Let's see the solution.

a) We define an edge as $a=10m$, which is reasonable for being an iceberg.

b) To find $h$, we must first find the height of the triangle of each of the side faces $Ap$. $$\begin{gathered} {10}^2=A{p}^2+({\displaystyle \frac{10}{2}}{)}^2 \\ Ap=5\sqrt{3} \end{gathered}$$

Using the Pythagoras’s theorem, with the triangle which sides are $h$ and ${\displaystyle \frac{a}{2}}$, and which hypotenuse is $Ap$, the height of half an octahedron ,$h$, is: $$\begin{gathered} A{p}^2=h^2+({\displaystyle \frac{a}{2}}{)}^2 \\ (5\sqrt{3}{)}^2=h^2+5^2 \\ h=\sqrt{75-25}=5\sqrt{2}=7,07m \end{gathered}$$

c) We define $h^{\prime }=0,2\cdot h=1,41m$, which is reasonable if we think that the main part of an iceberg is always submerged.

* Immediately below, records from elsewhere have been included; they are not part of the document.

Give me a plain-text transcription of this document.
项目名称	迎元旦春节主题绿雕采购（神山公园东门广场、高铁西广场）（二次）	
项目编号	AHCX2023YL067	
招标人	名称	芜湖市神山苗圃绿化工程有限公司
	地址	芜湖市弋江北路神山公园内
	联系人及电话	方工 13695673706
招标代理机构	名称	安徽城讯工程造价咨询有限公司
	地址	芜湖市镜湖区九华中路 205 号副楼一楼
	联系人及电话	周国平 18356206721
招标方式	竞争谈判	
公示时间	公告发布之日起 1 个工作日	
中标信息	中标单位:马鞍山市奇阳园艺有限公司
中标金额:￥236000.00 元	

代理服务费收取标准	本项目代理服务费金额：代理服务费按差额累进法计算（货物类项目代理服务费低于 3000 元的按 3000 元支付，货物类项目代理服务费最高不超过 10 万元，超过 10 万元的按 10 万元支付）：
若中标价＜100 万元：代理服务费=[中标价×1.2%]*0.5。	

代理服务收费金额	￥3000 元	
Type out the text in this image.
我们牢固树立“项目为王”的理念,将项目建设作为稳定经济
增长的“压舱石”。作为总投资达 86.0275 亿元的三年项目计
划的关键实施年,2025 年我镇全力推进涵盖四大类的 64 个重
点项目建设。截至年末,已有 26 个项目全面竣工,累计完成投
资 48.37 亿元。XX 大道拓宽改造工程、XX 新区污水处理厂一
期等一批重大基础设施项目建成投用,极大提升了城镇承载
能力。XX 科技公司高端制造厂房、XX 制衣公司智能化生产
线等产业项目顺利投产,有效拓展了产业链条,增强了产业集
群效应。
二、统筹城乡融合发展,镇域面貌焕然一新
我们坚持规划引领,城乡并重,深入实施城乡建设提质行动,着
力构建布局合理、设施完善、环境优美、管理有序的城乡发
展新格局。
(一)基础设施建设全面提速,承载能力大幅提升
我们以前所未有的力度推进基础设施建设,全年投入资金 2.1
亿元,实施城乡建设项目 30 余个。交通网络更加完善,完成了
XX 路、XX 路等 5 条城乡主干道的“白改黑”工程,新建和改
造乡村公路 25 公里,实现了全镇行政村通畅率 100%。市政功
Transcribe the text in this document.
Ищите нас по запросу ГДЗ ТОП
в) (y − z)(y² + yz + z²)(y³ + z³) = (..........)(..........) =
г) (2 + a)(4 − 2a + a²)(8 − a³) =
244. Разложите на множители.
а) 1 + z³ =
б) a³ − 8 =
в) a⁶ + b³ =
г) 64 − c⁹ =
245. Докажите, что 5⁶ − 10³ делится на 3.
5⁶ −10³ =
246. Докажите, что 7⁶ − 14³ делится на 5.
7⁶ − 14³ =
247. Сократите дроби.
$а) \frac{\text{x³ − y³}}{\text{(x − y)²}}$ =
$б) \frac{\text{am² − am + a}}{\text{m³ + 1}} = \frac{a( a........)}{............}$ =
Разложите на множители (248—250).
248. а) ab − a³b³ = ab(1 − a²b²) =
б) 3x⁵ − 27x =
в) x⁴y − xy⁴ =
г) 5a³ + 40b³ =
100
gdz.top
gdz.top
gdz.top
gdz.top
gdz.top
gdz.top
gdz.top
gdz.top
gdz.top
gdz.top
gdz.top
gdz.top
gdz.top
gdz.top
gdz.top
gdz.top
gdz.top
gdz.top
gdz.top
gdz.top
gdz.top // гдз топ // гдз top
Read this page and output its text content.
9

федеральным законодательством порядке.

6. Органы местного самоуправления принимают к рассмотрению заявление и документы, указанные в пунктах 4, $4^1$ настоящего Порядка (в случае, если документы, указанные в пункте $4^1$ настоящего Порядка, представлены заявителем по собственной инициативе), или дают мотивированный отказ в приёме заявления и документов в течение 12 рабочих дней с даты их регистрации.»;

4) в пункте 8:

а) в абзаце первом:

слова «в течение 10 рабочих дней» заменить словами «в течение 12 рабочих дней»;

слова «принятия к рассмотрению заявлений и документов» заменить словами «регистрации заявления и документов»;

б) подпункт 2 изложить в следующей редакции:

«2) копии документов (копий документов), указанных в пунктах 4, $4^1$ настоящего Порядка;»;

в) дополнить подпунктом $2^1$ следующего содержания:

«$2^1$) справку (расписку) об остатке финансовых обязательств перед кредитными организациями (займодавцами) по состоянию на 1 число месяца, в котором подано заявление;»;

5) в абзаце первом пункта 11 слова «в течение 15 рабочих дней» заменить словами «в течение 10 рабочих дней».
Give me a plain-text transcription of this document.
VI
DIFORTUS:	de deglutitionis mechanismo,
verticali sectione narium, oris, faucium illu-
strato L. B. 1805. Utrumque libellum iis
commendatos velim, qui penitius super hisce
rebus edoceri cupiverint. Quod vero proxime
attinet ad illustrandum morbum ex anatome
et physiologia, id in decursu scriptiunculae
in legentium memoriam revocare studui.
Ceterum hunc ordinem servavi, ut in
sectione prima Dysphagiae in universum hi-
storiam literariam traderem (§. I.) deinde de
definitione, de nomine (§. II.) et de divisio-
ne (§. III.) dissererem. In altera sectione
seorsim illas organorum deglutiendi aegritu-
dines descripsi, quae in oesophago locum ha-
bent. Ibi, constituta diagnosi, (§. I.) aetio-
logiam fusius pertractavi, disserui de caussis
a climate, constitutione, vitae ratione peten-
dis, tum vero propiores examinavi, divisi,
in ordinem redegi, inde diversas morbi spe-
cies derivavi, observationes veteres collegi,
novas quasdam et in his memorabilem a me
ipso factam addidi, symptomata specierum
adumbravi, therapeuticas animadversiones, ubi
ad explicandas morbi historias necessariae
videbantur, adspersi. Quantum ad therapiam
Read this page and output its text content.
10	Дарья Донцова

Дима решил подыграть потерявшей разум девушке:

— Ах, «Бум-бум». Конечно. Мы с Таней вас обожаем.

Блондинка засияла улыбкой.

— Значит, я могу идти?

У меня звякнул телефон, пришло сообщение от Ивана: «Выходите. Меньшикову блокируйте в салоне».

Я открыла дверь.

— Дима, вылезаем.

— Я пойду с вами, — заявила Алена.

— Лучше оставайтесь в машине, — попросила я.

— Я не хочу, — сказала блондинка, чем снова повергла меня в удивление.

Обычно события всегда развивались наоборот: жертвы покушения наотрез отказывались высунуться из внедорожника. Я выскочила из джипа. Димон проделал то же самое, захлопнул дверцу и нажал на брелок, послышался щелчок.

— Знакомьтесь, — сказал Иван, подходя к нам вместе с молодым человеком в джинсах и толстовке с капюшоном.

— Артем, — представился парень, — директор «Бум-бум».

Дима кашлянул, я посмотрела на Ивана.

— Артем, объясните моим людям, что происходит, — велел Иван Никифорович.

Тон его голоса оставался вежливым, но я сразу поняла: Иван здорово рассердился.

We use the Thales theorem to find the edge of the pyramid that reminds out of the water: $$\begin{gathered} {\displaystyle \frac{a^{\prime }}{a}}={\displaystyle \frac{h^{\prime }}{h}}=0,2 \\ {a}^{\prime }=2m \end{gathered}$$

d) The entire volume of the octahedron is calculated with the following formula: $$V={\displaystyle \frac{\sqrt{2}}{3}}\cdot a^3$$ where $a=10m$. $$V_{octo}=471,4m^3$$

Now, we calcule the volume of the pyramid that remains out of the water: $$V_{outofthewater}={\displaystyle \frac{a^{\prime 2}\cdot h^{\prime }}{3}}=1,88m^3$$ The percentage of the volume out of the water is $${\displaystyle \frac{1,88}{471,4}}\cdot 100=0,39\mathrm{\%}$$

e) Now we just need to calculate the area of the octahedron and divide it by $2$: $${\displaystyle \frac{A_{octo}}{2}}={\displaystyle \frac{1}{2}}(2\sqrt{3}\cdot a^2)$$ where $a=10$ $${\displaystyle \frac{A_{octo}}{2}}=173,2m^2$$